Baseline liver function test levels should be obtained before starting treatment; levels should be obtained periodically and when clinically indicated throughout treatment.

Dose Adjustments

DISCONTINUATION OF TREATMENT:

• Treatment should be discontinued in patients unable to tolerate 200 mg/day.

• Reduce the dose of this drug when administering with strong CYP450 3A4 inhibitors to 200 mg orally once a day.
• If the strong CYP450 3A4 inhibitor is discontinued, increase the dose of this drug to 300 mg orally once d day during the first 2 weeks after discontinuation of the CYP450 3A4 inhibitor, and then to 400 mg orally once a day thereafter as tolerated.

• Consider dose reductions in patients who become transfusion-dependent during therapy with this drug.
• Grade 4 Thrombocytopenia or Grade 3 Thrombocytopenia with Active Bleeding: Withhold therapy until resolved to Grade 2 or less or baseline; restart at 100 mg/day below the last given dose.
• Grade 4 Neutropenia: Withhold therapy until resolved to Grade 2 or less or baseline, restart dose at 100 mg/day below the last given dose.

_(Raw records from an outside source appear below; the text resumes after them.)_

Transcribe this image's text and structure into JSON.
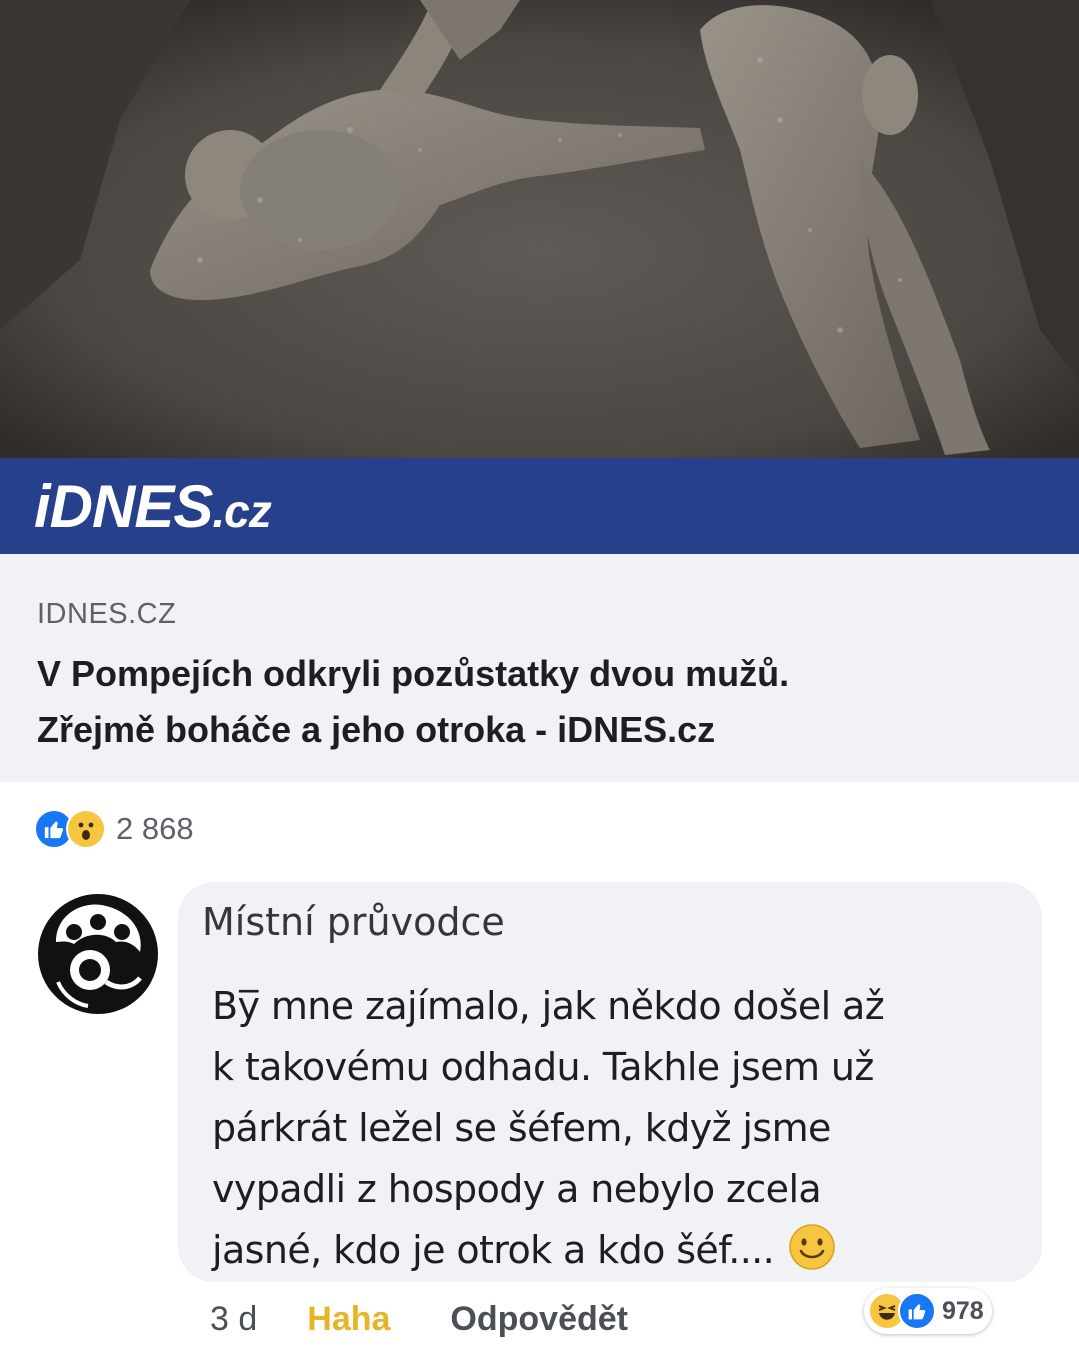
{
  "preview_image": {
    "brand_logo_main": "iDNES",
    "brand_logo_suffix": ".cz",
    "brand_color": "#27408b"
  },
  "link": {
    "domain": "IDNES.CZ",
    "title_line1": "V Pompejích odkryli pozůstatky dvou mužů.",
    "title_line2": "Zřejmě boháče a jeho otroka - iDNES.cz"
  },
  "post_reactions": {
    "icons": [
      "like-icon",
      "wow-icon"
    ],
    "count": "2 868"
  },
  "comment": {
    "author": "Místní průvodce",
    "lines": [
      "By̅ mne zajímalo, jak někdo došel až",
      "k takovému odhadu. Takhle jsem už",
      "párkrát ležel se šéfem, když jsme",
      "vypadli z hospody a nebylo zcela",
      "jasné, kdo je otrok a kdo šéf...."
    ],
    "emoji": "smile-emoji",
    "time": "3 d",
    "reaction_label": "Haha",
    "reply_label": "Odpovědět",
    "reactions": {
      "icons": [
        "haha-icon",
        "like-icon"
      ],
      "count": "978"
    }
  },
  "colors": {
    "facebook_blue": "#1877f2",
    "haha_yellow": "#e6b526",
    "bubble_bg": "#f0f2f5"
  }
}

• Grade 3 or Higher Nausea, Vomiting, or Diarrhea Not Responding to Supportive Measures Within 48 Hours: Withhold therapy until resolved to Grade 1 or less or baseline; restart dose at 100 mg/day below the last given dose.
• Grade 3 or Higher ALT, AST, or Bilirubin: Withhold therapy until resolved to Grade 1 or less or baseline; restart dose at 100 mg/day below the last given dose; monitor ALT, AST, and bilirubin (total and direct) more frequently following the dose reduction.
• Discontinue therapy if a Grade 3 or higher elevation recurs
• Grade 3 or Higher Other Nonhematologic Toxicities: Withhold therapy until resolved to Grade 1 or less or baseline; restart dose at 100 mg/day below the last given dose.

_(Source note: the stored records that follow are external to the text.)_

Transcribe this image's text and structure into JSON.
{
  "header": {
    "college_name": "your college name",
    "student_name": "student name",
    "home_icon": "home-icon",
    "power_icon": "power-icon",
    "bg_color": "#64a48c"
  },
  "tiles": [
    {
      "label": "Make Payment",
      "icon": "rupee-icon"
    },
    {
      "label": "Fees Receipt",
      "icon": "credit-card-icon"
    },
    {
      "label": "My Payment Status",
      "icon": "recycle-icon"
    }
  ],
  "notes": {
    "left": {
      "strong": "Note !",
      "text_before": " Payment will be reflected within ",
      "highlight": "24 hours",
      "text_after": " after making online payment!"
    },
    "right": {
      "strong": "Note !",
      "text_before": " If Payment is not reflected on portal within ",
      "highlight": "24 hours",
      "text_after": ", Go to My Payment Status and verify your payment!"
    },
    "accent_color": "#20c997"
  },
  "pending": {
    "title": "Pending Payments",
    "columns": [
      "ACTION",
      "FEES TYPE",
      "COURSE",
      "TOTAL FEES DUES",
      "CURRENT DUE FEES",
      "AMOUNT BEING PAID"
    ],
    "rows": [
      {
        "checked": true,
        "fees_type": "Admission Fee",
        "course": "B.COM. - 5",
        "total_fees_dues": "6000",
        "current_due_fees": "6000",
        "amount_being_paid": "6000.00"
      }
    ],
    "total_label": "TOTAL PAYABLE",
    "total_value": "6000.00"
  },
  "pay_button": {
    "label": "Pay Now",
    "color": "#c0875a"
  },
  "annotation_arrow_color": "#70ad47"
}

• Assess thiamine (vitamin B1) levels and nutritional status prior to starting therapy, periodically during therapy, and as indicated.
• Do not initiate this drug in patients with thiamine deficiency; replete thiamine prior to therapy initiation and during therapy if thiamine levels are low.
• If WE is suspected, immediately discontinue therapy and initiate parenteral thiamine treatment.
• Monitor until symptoms resolve or improve and thiamine levels normalize.

Precautions

US BOXED WARNINGS:
ENCEPHALOPATHY INCLUDING WERNICKE'S:

• Serious and fatal encephalopathy, including Wernicke's, occurred in patients treated with this drug.
• Wernicke's encephalopathy is a neurologic emergency.

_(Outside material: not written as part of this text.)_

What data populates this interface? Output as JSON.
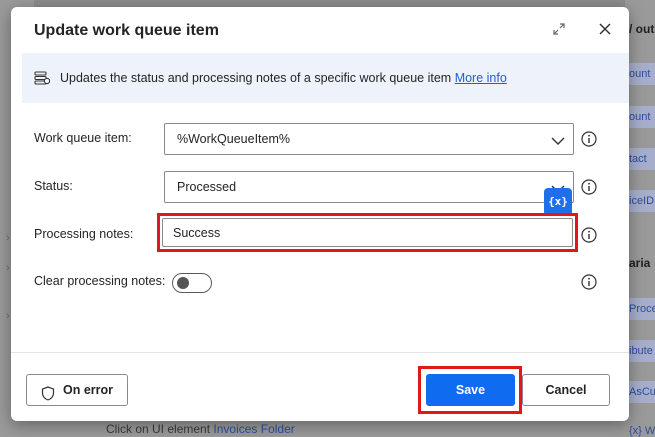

• Thiamine levels should be assessed in all patients prior to starting treatment, and then should be assessed periodically during treatment, as clinically indicated.
• This drug should not be started in patients with thiamine deficiency; thiamine should be repleted prior to initiating treatment.
• Treatment should be immediately discontinued and parenteral thiamine initiated if encephalopathy is suspected.
• Patients should be monitored until symptoms resolve and/or thiamine levels resolve.

• None

Dialysis

Data not available

Other Comments

Administration advice:

• This drug may be taken with or without food.
• If a dose is missed, the next scheduled dose should be taken the following day.
• Patients taking ruxolitinib before initiation of this drug should taper and discontinue according to the ruxolitinib prescribing information.

• Store below 86F (30C).

• GASTROINTESTINAL: Amylase and lipase levels
• GENITOURINARY: Creatinine
• HEMATOLOGIC: Complete blood count with platelets
• HEPATIC: Liver function tests
• METABOLIC: Thiamine (Vitamin B1) levels
• RENAL: BUN

• Advise patients to speak to their healthcare provider if they become pregnant, intend to become pregnant, or are breastfeeding.